Add % mapped raw read to the summary CSV
Add RawOnTarget to summaryCSV
Add masking functionality
Change countMutsPerCycle to allow filtering out mutatios based on VCF filters, and to allow for filtering of near indel variants. Also allows for an "include" mode that includes only variants in the VCF file. Modify Snakefile to allow this method to draw from the countmuts filtering parameters.
Add adapter clipping
Add Mamba frontend to setup script.
Add readout for % on target SSCS and DCS to summaryCSV, report.
Internal Changes:
Add gitignore rule to ignore user-generated recovery scripts
Remove chrM_recovery, which is a custom recovery script from our lab
Remove testConfig.csv, since it is created by the setup script
Remove GATK3 from setup and Snakefile
Add vardict-java to environment
Modify MakeDepthPlot.R and retrieveSummary.py to point to new files.
Add VarDict-based Muts by Read Position program (not used)
Give final read length to MutsPerCycle, instead of initial read length.
Remove extra envirmonet setup rules
Move BedParser to seperate file
Added pre-variant calling BAM filter to BED coordinates
Make prevar file temporary.
Add error checking to enforce number of blockStarts and blockSizes
add str and repr methods for Bed_Line
Add Bed_Writer functionality
Add DepthSummaryCsv to Snakefile
Add filter definitions to mutation frequency output and report
Verify that a variant is consists entirely of ACGTN bases
Change r versioning in DS_env_full
Add a bed buffering step pre-vardict
Add bedtools to run environment
Change BLAST database setup and application
v1.1.6:
January 12, 2021
Bugfix:
Fix non-working non-unique mode for countmuts files
v1.1.5:
November 20, 2020
Bugfix:
Fix bug on line 375 with 0-position starts in bed files
v1.1.4:
September 24, 2020
Bugfixes:
Explicitly convert report to html for compatibility with nbconvert 6.0.0+
v1.1.3:
Crash on 'N' ref bases in muts_per_cycle
v1.1.4
Crash on 'N' ref bases in muts_per_cycle
Explicitly convert report to html for compatibility with nbconvert 6.0.0+
v1.1.2:
July 29, 2020
Fixes a few bugs:
Misnamed defaults for maxClonal, maxClonal,
Misnamed error checker for rgpl
Fixed symlinking in clipBam step when no clipping is requested. (replace with copying)
v1.1.1:
May 14, 2020
Bugfix:
SNPs VCF file wasn't being preserved. This fixes that issue.
v1.1.0:
May 5, 2020
Bugfixes:
Add testConfig.csv file, which was accidentally omitted in the 1.0.0 release
Fix bug with depth plots where zero-depth positions could accidentally be labeled as having non-zero depth
Fix crashes from running samples that produce no DCS data
Change the default recovery script to avoid symlinks
New Features:
Additional output options for the bamToCountmuts program
Allow summing total and genes by gene or by block
Allow outputting all, overall + genes, overall + blocks, or just overall
Add VERSION file, and specify pipeline version in the report output.

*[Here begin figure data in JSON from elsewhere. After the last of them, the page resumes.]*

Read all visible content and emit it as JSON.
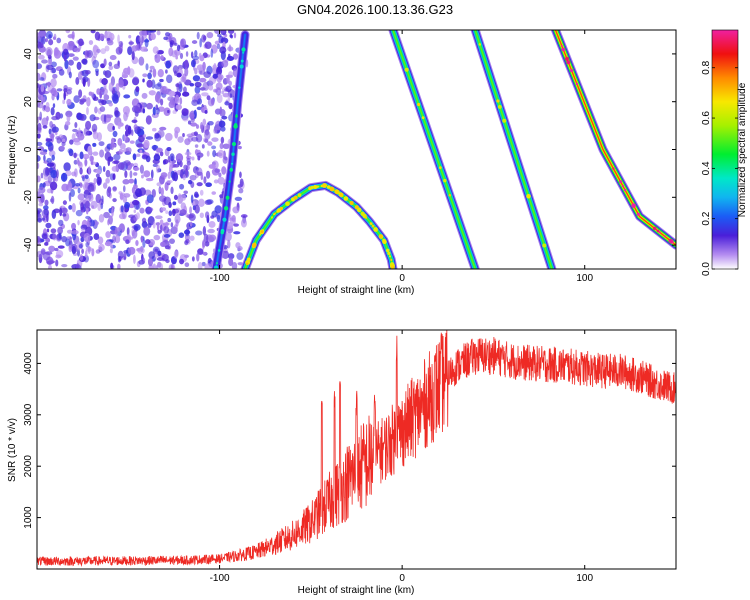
{
  "title": "GN04.2026.100.13.36.G23",
  "colors": {
    "background": "#ffffff",
    "snr_line": "#ee2a24",
    "speckle": "#7a2ee0",
    "axis": "#000000"
  },
  "chart_data": [
    {
      "type": "heatmap",
      "name": "spectrogram",
      "xlabel": "Height of straight line (km)",
      "ylabel": "Frequency (Hz)",
      "xlim": [
        -200,
        150
      ],
      "ylim": [
        -50,
        50
      ],
      "x_ticks": [
        -100,
        0,
        100
      ],
      "x_tick_labels": [
        "-100",
        "0",
        "100"
      ],
      "y_ticks": [
        -40,
        -20,
        0,
        20,
        40
      ],
      "y_tick_labels": [
        "-40",
        "-20",
        "0",
        "20",
        "40"
      ],
      "colorbar": {
        "label": "Normalized spectral amplitude",
        "range": [
          0,
          0.95
        ],
        "ticks": [
          0.0,
          0.2,
          0.4,
          0.6,
          0.8
        ],
        "tick_labels": [
          "0.0",
          "0.2",
          "0.4",
          "0.6",
          "0.8"
        ],
        "colormap": "rainbow"
      },
      "noise_region": {
        "x_from": -200,
        "x_to": -95,
        "fade_to": -85
      },
      "traces": [
        {
          "name": "steep-trace",
          "points": [
            [
              -102,
              -50
            ],
            [
              -97,
              -28
            ],
            [
              -93,
              -5
            ],
            [
              -90,
              20
            ],
            [
              -86,
              48
            ]
          ],
          "peak": 0.25
        },
        {
          "name": "arc-trace",
          "points": [
            [
              -86,
              -50
            ],
            [
              -80,
              -38
            ],
            [
              -70,
              -27
            ],
            [
              -60,
              -21
            ],
            [
              -50,
              -16
            ],
            [
              -42,
              -15
            ],
            [
              -35,
              -18
            ],
            [
              -25,
              -24
            ],
            [
              -18,
              -30
            ],
            [
              -10,
              -38
            ],
            [
              -6,
              -46
            ],
            [
              -5,
              -50
            ]
          ],
          "peak": 0.55
        },
        {
          "name": "streak-1",
          "points": [
            [
              -5,
              50
            ],
            [
              40,
              -50
            ]
          ],
          "peak": 0.55
        },
        {
          "name": "streak-2",
          "points": [
            [
              40,
              50
            ],
            [
              82,
              -50
            ]
          ],
          "peak": 0.55
        },
        {
          "name": "streak-3",
          "points": [
            [
              84,
              50
            ],
            [
              110,
              0
            ],
            [
              130,
              -28
            ],
            [
              150,
              -40
            ]
          ],
          "peak": 0.85
        }
      ]
    },
    {
      "type": "line",
      "name": "snr",
      "xlabel": "Height of straight line (km)",
      "ylabel": "SNR (10 * v/v)",
      "xlim": [
        -200,
        150
      ],
      "ylim": [
        0,
        4650
      ],
      "x_ticks": [
        -100,
        0,
        100
      ],
      "x_tick_labels": [
        "-100",
        "0",
        "100"
      ],
      "y_ticks": [
        1000,
        2000,
        3000,
        4000
      ],
      "y_tick_labels": [
        "1000",
        "2000",
        "3000",
        "4000"
      ],
      "series": [
        {
          "name": "SNR",
          "x": [
            -200,
            -150,
            -120,
            -100,
            -90,
            -80,
            -70,
            -60,
            -50,
            -40,
            -30,
            -20,
            -10,
            0,
            10,
            20,
            30,
            40,
            50,
            60,
            70,
            80,
            90,
            100,
            110,
            120,
            130,
            140,
            150
          ],
          "values": [
            150,
            160,
            170,
            200,
            260,
            330,
            480,
            650,
            900,
            1300,
            1700,
            2050,
            2350,
            2700,
            3100,
            3550,
            3950,
            4150,
            4150,
            4050,
            4000,
            3980,
            3950,
            3900,
            3850,
            3850,
            3750,
            3600,
            3500
          ],
          "spikes": [
            {
              "x": -44,
              "value": 3300
            },
            {
              "x": -37,
              "value": 3600
            },
            {
              "x": -34,
              "value": 3700
            },
            {
              "x": -25,
              "value": 3500
            },
            {
              "x": -15,
              "value": 3500
            },
            {
              "x": -3,
              "value": 4650
            }
          ]
        }
      ]
    }
  ]
}
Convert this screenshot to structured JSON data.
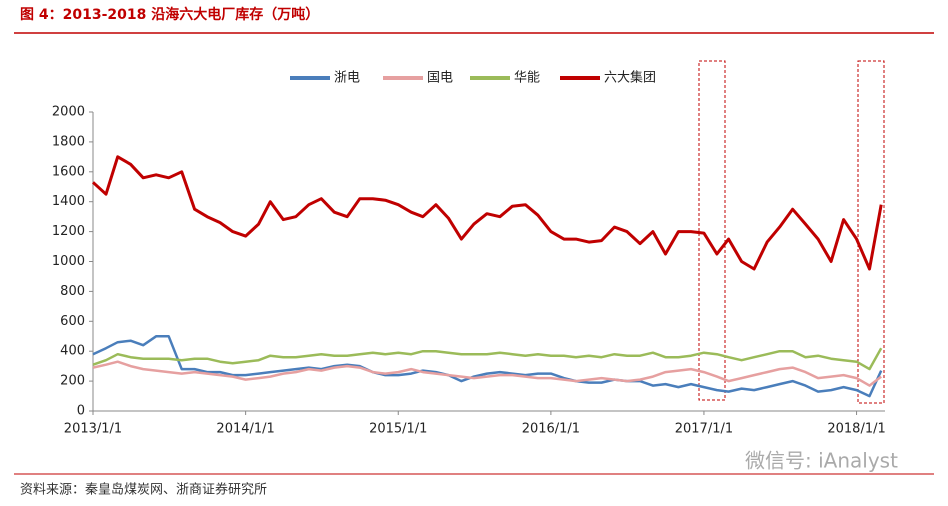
{
  "chart_data": {
    "type": "line",
    "title": "图 4：2013-2018 沿海六大电厂库存（万吨）",
    "source": "资料来源：秦皇岛煤炭网、浙商证券研究所",
    "watermark": "微信号: iAnalyst",
    "x": [
      "2013/1/1",
      "2013/2/1",
      "2013/3/1",
      "2013/4/1",
      "2013/5/1",
      "2013/6/1",
      "2013/7/1",
      "2013/8/1",
      "2013/9/1",
      "2013/10/1",
      "2013/11/1",
      "2013/12/1",
      "2014/1/1",
      "2014/2/1",
      "2014/3/1",
      "2014/4/1",
      "2014/5/1",
      "2014/6/1",
      "2014/7/1",
      "2014/8/1",
      "2014/9/1",
      "2014/10/1",
      "2014/11/1",
      "2014/12/1",
      "2015/1/1",
      "2015/2/1",
      "2015/3/1",
      "2015/4/1",
      "2015/5/1",
      "2015/6/1",
      "2015/7/1",
      "2015/8/1",
      "2015/9/1",
      "2015/10/1",
      "2015/11/1",
      "2015/12/1",
      "2016/1/1",
      "2016/2/1",
      "2016/3/1",
      "2016/4/1",
      "2016/5/1",
      "2016/6/1",
      "2016/7/1",
      "2016/8/1",
      "2016/9/1",
      "2016/10/1",
      "2016/11/1",
      "2016/12/1",
      "2017/1/1",
      "2017/2/1",
      "2017/3/1",
      "2017/4/1",
      "2017/5/1",
      "2017/6/1",
      "2017/7/1",
      "2017/8/1",
      "2017/9/1",
      "2017/10/1",
      "2017/11/1",
      "2017/12/1",
      "2018/1/1",
      "2018/2/1",
      "2018/3/1"
    ],
    "series": [
      {
        "name": "浙电",
        "color": "#4a7ebb",
        "values": [
          380,
          420,
          460,
          470,
          440,
          500,
          500,
          280,
          280,
          260,
          260,
          240,
          240,
          250,
          260,
          270,
          280,
          290,
          280,
          300,
          310,
          300,
          260,
          240,
          240,
          250,
          270,
          260,
          240,
          200,
          230,
          250,
          260,
          250,
          240,
          250,
          250,
          220,
          200,
          190,
          190,
          210,
          200,
          200,
          170,
          180,
          160,
          180,
          160,
          140,
          130,
          150,
          140,
          160,
          180,
          200,
          170,
          130,
          140,
          160,
          140,
          100,
          270
        ]
      },
      {
        "name": "国电",
        "color": "#e6a0a0",
        "values": [
          290,
          310,
          330,
          300,
          280,
          270,
          260,
          250,
          260,
          250,
          240,
          230,
          210,
          220,
          230,
          250,
          260,
          280,
          270,
          290,
          300,
          290,
          260,
          250,
          260,
          280,
          260,
          250,
          240,
          230,
          220,
          230,
          240,
          240,
          230,
          220,
          220,
          210,
          200,
          210,
          220,
          210,
          200,
          210,
          230,
          260,
          270,
          280,
          260,
          230,
          200,
          220,
          240,
          260,
          280,
          290,
          260,
          220,
          230,
          240,
          220,
          170,
          230
        ]
      },
      {
        "name": "华能",
        "color": "#9bbb59",
        "values": [
          310,
          340,
          380,
          360,
          350,
          350,
          350,
          340,
          350,
          350,
          330,
          320,
          330,
          340,
          370,
          360,
          360,
          370,
          380,
          370,
          370,
          380,
          390,
          380,
          390,
          380,
          400,
          400,
          390,
          380,
          380,
          380,
          390,
          380,
          370,
          380,
          370,
          370,
          360,
          370,
          360,
          380,
          370,
          370,
          390,
          360,
          360,
          370,
          390,
          380,
          360,
          340,
          360,
          380,
          400,
          400,
          360,
          370,
          350,
          340,
          330,
          280,
          420
        ]
      },
      {
        "name": "六大集团",
        "color": "#c00000",
        "values": [
          1530,
          1450,
          1700,
          1650,
          1560,
          1580,
          1560,
          1600,
          1350,
          1300,
          1260,
          1200,
          1170,
          1250,
          1400,
          1280,
          1300,
          1380,
          1420,
          1330,
          1300,
          1420,
          1420,
          1410,
          1380,
          1330,
          1300,
          1380,
          1290,
          1150,
          1250,
          1320,
          1300,
          1370,
          1380,
          1310,
          1200,
          1150,
          1150,
          1130,
          1140,
          1230,
          1200,
          1120,
          1200,
          1050,
          1200,
          1200,
          1190,
          1050,
          1150,
          1000,
          950,
          1130,
          1230,
          1350,
          1250,
          1150,
          1000,
          1280,
          1150,
          950,
          1380
        ]
      }
    ],
    "xlim": [
      "2013/1/1",
      "2018/3/10"
    ],
    "xticks": [
      "2013/1/1",
      "2014/1/1",
      "2015/1/1",
      "2016/1/1",
      "2017/1/1",
      "2018/1/1"
    ],
    "ylim": [
      0,
      2000
    ],
    "yticks": [
      0,
      200,
      400,
      600,
      800,
      1000,
      1200,
      1400,
      1600,
      1800,
      2000
    ],
    "legend": "top"
  }
}
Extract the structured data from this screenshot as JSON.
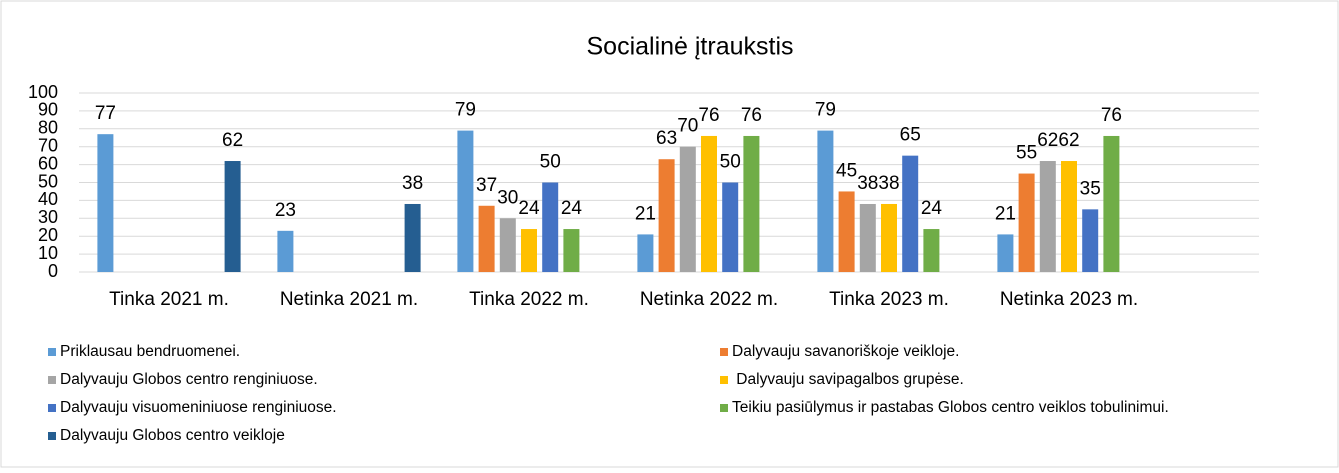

Get mutation counts from the VCF file, instead of directly from the BAM file
Add ability to set maximum number of cores to use during setup.
Internal changes:
Simplify bed file column naming in depth plotting script
Separate mutation analysis steps into different snakemake rules
General code cleanup
V1.0.0:
March 31, 2020
New release of the Duplex Sequencing Bioinformatics Pipeline, based on Snakemake instead of Bash.